Intel construye una instalación de semiconductores de €4.600 millones en Wrocław. BMW inauguró una planta de vehículos eléctricos de €2.000 millones en Hungría. La inversión extranjera directa en manufactura de Europa Central y Oriental (ECE) aumentó un 28% en 2024, según datos de CE Interim. ECE no solo está absorbiendo el excedente del nearshoring — se está convirtiendo en la columna vertebral estructural de las cadenas de suministro industriales europeas.
Para los equipos de compras de Europa Occidental que reevalúan la dependencia de los proveedores asiáticos, cuatro mercados de ECE destacan en 2026: Polonia, República Checa, Eslovaquia y Rumanía. Cada uno ofrece un perfil industrial diferente, estructura de costos y fortaleza sectorial.
¿Qué países de ECE ofrecen el caso más sólido de nearshoring en 2026?
Polonia es el mercado ancla de la región. La instalación de ensamblaje y pruebas de semiconductores de Intel en Wrocław de €4.600 millones — descrita por Emerging Europe como "una de las mayores inversiones extranjeras en la historia de Polonia" — señala la disposición del país para la manufactura de alta complejidad. La IED en manufactura polaca alcanzó niveles récord en 2024, impulsada por los fondos de la Ley de Chips de la UE (€40.000 millones movilizados en toda Europa).
República Checa tiene una larga tradición automotriz centrada en Škoda y ha expandido agresivamente hacia la electrónica y la ingeniería de precisión. Las universidades de ingeniería del país producen un flujo constante de graduados técnicos, apoyando a fabricantes en sectores que van desde componentes EV hasta subensamblajes aeroespaciales. Explorar proveedores industriales checos en Suconex.
Eslovaquia supera con creces su tamaño. Con poco más de 5 millones de personas, es el mayor productor de automóviles per cápita del mundo, con plantas de Volkswagen, Kia y Jaguar Land Rover. Stellantis y VW se han comprometido a más de €1.500 millones combinados para expandir la capacidad de la cadena de suministro de vehículos eléctricos en Eslovaquia y Polonia desde 2022, según CE Interim.

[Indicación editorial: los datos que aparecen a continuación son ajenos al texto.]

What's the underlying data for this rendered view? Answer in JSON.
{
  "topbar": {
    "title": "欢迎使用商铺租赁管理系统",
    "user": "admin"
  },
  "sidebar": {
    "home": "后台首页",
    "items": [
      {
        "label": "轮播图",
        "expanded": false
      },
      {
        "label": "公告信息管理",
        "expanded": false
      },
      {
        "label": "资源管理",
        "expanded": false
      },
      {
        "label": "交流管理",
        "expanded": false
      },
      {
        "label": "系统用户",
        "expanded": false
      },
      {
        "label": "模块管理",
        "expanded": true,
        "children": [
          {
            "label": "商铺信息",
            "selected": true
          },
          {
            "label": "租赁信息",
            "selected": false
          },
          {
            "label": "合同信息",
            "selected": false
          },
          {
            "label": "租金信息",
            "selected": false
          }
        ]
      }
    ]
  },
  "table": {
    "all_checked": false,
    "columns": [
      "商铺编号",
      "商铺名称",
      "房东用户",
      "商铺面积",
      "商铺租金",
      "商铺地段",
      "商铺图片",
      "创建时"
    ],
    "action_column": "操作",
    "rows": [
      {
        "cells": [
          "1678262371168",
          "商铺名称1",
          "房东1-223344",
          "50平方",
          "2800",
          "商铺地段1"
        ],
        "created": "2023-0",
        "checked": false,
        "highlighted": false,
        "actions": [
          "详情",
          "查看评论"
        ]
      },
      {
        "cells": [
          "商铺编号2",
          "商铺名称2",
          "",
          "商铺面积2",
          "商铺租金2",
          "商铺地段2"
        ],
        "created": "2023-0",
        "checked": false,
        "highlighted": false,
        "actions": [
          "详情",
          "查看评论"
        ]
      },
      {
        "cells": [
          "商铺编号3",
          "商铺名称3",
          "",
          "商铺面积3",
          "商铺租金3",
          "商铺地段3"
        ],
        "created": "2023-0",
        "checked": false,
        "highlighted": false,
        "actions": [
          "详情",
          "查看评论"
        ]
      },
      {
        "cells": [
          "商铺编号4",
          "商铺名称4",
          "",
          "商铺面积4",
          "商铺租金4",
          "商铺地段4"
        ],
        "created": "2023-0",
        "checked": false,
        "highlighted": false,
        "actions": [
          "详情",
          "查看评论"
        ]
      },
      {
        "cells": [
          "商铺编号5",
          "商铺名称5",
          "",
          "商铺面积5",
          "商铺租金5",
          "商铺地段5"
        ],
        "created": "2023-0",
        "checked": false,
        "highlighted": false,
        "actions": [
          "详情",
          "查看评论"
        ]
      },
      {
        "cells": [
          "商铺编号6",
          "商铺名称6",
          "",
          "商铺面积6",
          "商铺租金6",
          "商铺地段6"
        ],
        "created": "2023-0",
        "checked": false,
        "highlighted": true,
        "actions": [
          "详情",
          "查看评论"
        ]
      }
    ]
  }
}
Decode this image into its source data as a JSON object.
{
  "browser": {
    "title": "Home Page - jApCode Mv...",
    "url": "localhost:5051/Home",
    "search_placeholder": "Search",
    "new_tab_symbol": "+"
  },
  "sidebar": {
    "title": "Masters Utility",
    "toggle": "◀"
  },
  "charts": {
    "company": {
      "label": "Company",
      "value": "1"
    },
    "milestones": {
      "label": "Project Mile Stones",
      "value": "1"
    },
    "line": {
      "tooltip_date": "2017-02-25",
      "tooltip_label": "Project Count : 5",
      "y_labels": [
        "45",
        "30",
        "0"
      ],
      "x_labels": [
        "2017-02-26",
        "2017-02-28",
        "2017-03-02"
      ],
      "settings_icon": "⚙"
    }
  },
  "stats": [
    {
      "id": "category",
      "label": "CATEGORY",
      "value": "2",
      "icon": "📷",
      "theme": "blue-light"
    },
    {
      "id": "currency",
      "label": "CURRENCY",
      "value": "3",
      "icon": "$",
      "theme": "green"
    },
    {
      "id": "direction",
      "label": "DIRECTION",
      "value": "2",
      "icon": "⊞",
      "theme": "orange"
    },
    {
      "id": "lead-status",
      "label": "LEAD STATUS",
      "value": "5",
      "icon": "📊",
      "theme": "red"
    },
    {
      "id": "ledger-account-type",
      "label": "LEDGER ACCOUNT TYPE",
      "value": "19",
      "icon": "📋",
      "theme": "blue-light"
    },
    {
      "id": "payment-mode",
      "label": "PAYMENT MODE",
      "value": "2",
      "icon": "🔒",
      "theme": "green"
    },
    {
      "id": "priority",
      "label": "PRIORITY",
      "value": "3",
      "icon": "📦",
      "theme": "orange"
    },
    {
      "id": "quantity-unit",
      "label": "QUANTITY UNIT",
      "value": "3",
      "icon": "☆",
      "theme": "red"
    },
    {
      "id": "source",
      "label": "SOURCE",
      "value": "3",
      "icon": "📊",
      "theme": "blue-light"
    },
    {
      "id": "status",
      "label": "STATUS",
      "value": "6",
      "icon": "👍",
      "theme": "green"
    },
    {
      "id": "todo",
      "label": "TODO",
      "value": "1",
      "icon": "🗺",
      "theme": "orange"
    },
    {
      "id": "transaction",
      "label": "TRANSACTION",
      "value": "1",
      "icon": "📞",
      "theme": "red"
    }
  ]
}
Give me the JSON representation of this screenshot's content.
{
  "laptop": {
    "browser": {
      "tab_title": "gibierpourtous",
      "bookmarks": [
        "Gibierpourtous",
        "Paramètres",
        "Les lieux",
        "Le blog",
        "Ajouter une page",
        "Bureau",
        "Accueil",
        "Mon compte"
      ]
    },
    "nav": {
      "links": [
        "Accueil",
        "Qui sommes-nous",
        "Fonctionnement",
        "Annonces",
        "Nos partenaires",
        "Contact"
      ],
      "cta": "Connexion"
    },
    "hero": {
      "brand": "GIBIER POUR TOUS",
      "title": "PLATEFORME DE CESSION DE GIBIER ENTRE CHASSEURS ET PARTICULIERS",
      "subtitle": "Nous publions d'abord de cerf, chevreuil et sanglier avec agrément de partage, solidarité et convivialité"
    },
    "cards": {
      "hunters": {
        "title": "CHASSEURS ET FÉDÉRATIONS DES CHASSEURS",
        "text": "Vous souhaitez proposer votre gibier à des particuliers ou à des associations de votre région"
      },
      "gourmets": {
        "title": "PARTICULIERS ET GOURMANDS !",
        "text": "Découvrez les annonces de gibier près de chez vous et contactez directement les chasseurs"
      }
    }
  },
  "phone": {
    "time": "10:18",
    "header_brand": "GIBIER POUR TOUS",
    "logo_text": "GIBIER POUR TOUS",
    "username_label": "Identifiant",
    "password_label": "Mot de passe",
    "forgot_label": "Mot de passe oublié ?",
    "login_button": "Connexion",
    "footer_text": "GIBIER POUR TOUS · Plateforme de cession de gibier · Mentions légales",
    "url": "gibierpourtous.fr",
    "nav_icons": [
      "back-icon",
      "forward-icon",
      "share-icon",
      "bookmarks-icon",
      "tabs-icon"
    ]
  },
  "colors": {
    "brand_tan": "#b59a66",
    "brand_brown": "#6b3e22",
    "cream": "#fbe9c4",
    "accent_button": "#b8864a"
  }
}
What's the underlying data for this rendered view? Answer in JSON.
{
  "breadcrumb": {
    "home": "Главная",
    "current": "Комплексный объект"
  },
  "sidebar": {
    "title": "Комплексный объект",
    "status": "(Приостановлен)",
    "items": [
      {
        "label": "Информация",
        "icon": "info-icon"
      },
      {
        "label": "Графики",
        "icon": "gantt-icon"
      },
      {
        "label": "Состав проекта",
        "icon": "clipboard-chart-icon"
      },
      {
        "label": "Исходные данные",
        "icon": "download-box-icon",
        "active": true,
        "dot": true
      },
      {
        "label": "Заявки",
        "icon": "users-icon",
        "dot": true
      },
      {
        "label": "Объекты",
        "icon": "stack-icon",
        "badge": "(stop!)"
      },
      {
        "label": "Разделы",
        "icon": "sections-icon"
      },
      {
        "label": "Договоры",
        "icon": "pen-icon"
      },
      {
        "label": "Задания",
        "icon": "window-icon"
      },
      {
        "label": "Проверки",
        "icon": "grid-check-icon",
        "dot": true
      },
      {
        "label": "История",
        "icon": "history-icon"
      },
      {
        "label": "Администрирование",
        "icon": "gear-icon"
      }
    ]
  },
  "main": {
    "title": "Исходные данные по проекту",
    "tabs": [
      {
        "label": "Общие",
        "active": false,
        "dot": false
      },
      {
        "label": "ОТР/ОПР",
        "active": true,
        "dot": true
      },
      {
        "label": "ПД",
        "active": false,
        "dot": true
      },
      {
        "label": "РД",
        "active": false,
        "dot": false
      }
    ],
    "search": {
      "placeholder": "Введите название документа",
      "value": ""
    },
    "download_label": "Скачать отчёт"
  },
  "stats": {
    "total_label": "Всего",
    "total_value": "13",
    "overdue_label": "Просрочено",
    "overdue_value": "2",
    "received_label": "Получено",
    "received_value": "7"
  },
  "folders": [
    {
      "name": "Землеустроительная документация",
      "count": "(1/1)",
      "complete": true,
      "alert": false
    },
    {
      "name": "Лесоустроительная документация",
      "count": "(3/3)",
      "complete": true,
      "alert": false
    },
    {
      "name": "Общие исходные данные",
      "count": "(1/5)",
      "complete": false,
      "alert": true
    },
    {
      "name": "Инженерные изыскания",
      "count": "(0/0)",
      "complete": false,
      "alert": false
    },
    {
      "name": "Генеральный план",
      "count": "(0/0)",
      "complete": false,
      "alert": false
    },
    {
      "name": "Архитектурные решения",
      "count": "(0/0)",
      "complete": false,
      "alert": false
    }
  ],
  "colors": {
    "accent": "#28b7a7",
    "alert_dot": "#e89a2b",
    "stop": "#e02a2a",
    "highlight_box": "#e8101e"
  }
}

Rumanía es el receptor de IED de más rápido crecimiento en la región. La inversión extranjera en el sector industrial aumentó un 18% en 2023 con expansión continua hasta 2025, según datos de GTR. Los costos laborales rumanos se mantienen entre los más bajos de la UE, mientras que la huella manufacturera del país se ha expandido en automoción, ensamblaje electrónico y mobiliario.
¿Qué sectores atraen inversión a ECE en 2026?
Las cadenas de suministro de vehículos eléctricos son el motor dominante. La eliminación progresiva de los motores de combustión interna en 2035 por parte de la UE obliga a los OEM a reconstruir el suministro de baterías y componentes dentro de Europa. LG Chem y Samsung SDI han invertido en fabricación de baterías en Polonia, Hungría y Eslovaquia. VW y Stellantis se han comprometido a más de €1.500 millones para la producción de VE en ECE. La planta de €2.000 millones de BMW en Hungría produce la plataforma EV Neue Klasse.
Los semiconductores y la electrónica se aceleran bajo la Ley de Chips de la UE, que moviliza más de €40.000 millones en inversión pública y privada para duplicar la participación de Europa en la producción mundial de chips para 2030.
La manufactura avanzada general — incluyendo mecanizado de precisión, plásticos, embalaje e infraestructura logística — se expande en los cuatro países. Los productos de Eslovaquia pueden llegar a Múnich en menos de 10 horas por camión.
Según la encuesta de abastecimiento europeo de QIMA de 2025, el 47% de los compradores de la UE aumentaron la actividad de nearshoring entre 2022 y 2023, con ECE experimentando una expansión de doble dígito en la demanda de auditoría de proveedores.
¿Cómo se comparan los costos laborales de ECE con los de Europa Occidental?
Los salarios de manufactura en ECE son hasta un 60% más bajos que los equivalentes de Europa Occidental, según el análisis de CE Interim de 2024 — pero esa brecha se está reduciendo. El informe CEEMEA 2024 de ING Think señala que el crecimiento de los salarios reales en ECE es el más alto en dos décadas, impulsado por mercados laborales ajustados y recuperación postinflacionaria.
La implicación práctica: los que se mueven primero conservan la mayor ventaja de costos. Las empresas que abastecen desde ECE ahora fijan relaciones con proveedores antes de que la convergencia salarial reduzca el diferencial. La tasa de impuesto corporativo de Hungría del 9% — entre las más bajas de Europa — más los incentivos de zonas económicas especiales, amplifica la ventaja de costos.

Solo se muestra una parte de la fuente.